Nesta semana, o presidente dos EUA, George W. Bush, fez um pronunciamento à nação sobre o problema do controle da imigração. Anunciou medidas adicionais para garantir a segurança das fronteiras, "responsabilidade básica de uma nação soberana" e "necessidade urgente da nossa segurança nacional". O número de agentes da patrulha de fronteira será aumentado para 18.000. De imediato, como medida de transição, até 6.000 membros da Guarda Nacional serão enviados para a fronteira com o México.
Além disso, o governo construirá cercas de alta tecnologia em corredores urbanos e novas barreiras e estradas de patrulhamento em áreas rurais. Serão empregados sensores de movimento, câmeras infravermelhas e veículos aéreos não-tripulados para detectar e responder a tentativas de entrada ilegal nos EUA.
Por incrível que possa parecer, o "companheiro Bush" é relativamente moderado. Setores radicais do Congresso, principalmente do Partido Republicano, querem ir ainda mais longe. Em dezembro de 2005, a Câmara de Representantes aprovou, por 239 a 182 votos, um projeto de lei draconiano que determina, entre muitas outras medidas de repressão, a construção de um muro de até 1.120 quilômetros ao longo da fronteira com o México.
Foi contra essa iniciativa que pelo menos 1 milhão de pessoas foram às ruas em diversas cidades americanas no último dia 1º de maio, quando imigrantes ilegais e aqueles que os apoiavam estimularam a suspensão das compras e o não-comparecimento ao trabalho e às escolas para marcar "um dia sem imigrantes".

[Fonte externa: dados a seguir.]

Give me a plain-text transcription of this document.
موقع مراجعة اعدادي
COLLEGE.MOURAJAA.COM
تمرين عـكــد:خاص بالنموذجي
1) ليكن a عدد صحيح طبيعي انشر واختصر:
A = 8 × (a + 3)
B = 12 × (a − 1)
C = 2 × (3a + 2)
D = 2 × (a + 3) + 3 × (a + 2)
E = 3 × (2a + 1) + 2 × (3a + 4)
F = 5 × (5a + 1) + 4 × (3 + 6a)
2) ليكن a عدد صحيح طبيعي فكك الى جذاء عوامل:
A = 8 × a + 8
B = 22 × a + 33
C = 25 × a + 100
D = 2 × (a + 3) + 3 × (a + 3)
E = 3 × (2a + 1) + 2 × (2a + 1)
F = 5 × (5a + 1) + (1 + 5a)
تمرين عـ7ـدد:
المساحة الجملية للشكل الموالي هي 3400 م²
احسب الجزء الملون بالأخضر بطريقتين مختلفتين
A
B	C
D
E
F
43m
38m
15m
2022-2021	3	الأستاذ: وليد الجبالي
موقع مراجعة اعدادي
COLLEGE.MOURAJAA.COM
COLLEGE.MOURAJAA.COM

Em junho de 1987, o então presidente dos EUA, Ronald Reagan, pronunciou em frente ao Muro de Berlim discurso que ficaria célebre. Na frase culminante, muito citada até hoje, ele fez o apelo dramático: "Mr. Gorbatchov, tear down this wall!" ("Sr. Gorbatchov, derrube este muro!"). Bem que os líderes latino-americanos poderiam reunir-se em Nogales, ou alguma outra cidade mexicana da fronteira com os EUA, para lançar novo e irônico apelo: "Mr. Bush, tear down this wall!".


Paulo Nogueira Batista Jr., 51, economista e professor da FGV-EAESP, escreve às quintas-feiras nesta coluna. É autor do livro "O Brasil e a Economia Internacional: Recuperação e Defesa da Autonomia Nacional" (Campus/Elsevier, 2005).